# Data Analysis

After running your database queries, you received the following printout detailing the reservoirs:

**[Scatterplot 1] [Scatterplot 2] [Scatterplot 3]**

6. What conclusions can you draw from the above scatterplots?

- The incidence proportion of Susser Syndrome in areas served by the Rothman and Greenland reservoirs appears to be identical
- Specifically, there is a negative correlation between distance from the Porks-A-Lot Farm and Susser Syndrome (as distance increases, incidence decreases)
- Individuals drinking Rothman Reservoir water have approximately twice the risk of developing Susser Syndrome than individuals drinking Greenland Reservoir water.
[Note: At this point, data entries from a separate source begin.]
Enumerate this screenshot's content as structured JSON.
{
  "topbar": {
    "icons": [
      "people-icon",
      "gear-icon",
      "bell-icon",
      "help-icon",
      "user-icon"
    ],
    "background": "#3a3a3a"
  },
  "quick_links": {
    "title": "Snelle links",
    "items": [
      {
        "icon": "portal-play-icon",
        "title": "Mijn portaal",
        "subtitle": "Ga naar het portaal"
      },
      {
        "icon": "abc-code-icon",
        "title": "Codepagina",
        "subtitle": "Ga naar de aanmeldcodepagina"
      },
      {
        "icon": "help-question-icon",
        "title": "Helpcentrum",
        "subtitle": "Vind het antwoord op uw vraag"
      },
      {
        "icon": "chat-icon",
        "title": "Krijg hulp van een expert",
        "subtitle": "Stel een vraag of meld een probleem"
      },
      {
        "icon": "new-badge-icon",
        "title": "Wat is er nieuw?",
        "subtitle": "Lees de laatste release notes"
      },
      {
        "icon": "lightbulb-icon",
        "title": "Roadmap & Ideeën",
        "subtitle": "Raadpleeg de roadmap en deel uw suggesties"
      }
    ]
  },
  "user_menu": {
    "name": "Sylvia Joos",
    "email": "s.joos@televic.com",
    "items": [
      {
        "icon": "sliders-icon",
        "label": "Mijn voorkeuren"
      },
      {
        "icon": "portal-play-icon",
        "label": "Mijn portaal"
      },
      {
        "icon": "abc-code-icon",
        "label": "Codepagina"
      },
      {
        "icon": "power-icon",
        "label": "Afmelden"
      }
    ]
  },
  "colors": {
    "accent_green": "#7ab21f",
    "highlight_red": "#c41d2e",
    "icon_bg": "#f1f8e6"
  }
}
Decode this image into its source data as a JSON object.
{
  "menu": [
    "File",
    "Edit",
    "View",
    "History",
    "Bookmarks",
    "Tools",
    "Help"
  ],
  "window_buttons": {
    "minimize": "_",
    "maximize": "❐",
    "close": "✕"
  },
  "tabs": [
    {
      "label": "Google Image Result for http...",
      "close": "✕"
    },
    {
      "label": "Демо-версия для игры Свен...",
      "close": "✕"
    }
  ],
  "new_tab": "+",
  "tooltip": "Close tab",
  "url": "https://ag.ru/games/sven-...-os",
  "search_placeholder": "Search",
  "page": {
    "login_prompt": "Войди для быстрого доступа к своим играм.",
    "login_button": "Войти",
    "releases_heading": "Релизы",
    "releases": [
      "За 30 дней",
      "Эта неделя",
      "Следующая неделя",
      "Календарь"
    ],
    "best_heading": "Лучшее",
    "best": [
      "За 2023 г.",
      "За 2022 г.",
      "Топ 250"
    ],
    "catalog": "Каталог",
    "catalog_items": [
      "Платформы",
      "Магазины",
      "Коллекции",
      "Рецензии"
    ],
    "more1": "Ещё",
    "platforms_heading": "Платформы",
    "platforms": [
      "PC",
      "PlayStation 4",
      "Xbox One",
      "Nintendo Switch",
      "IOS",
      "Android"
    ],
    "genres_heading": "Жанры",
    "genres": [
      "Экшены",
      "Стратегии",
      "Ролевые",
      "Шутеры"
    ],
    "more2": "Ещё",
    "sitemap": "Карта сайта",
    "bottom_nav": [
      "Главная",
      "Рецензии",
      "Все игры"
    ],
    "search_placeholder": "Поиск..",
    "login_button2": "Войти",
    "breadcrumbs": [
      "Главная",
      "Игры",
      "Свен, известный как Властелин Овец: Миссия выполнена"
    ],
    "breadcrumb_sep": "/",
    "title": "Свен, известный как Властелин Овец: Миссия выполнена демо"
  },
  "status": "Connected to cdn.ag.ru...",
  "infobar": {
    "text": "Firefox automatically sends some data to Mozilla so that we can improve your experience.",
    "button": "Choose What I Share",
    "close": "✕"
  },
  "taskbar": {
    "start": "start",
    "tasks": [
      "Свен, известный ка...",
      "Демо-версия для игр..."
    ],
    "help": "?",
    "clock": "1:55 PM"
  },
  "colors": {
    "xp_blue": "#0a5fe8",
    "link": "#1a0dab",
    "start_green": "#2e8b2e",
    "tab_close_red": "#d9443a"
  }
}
## Intellectually curious?

Analysis of the data presented in the tables accompanying scatterplots 1 and 2 shows that in both instances correlations between the distance from Porks-A-Lot Pig Farm and incidence of Susser Syndrome are very strong (-0.97 for Rothman Reservoir and -0.92 for Greenland reservoir.) This means that whenever distance increases, incidence always decreases. Since the relationships appear to be linear, we can fit a linear model using the least squares method. Regression coefficients which predict the average magnitude of the expected change in incidence given a change in the distance from the farm are quite different for the two reservoirs (-0.57 for Rothman and -0.09 for Greenland reservoir.)

Correlation coefficients measure the degree of linear dependence between two variables. That is, correlation coefficients use the standard deviation in two variables to determine the extent to which the standard deviations seem, on average, to vary linearly together. Correlation coefficients are useful for an initial characterization of the relationships among variables, but are sensitive to deviations from normality and extreme observations. Regression coefficients fit a line to the relationship between two variables that minimizes the distance between each observation and the prediction that the line would provide. Regression coefficients standardize the magnitude estimate of the relationship between two variables. The estimate that one gets from a linear regression represents the average change in the outcome variable given a one-unit change in the predictor variable. If the regression coefficient is equal to zero, it indicates that a one-unit change in the predictor does not provide any information about the outcome. While regression coefficients also assume a normally distributed outcome and are also affected by extreme observations, in general the regression format is more robust to deviations from assumptions as compared to correlation coefficients.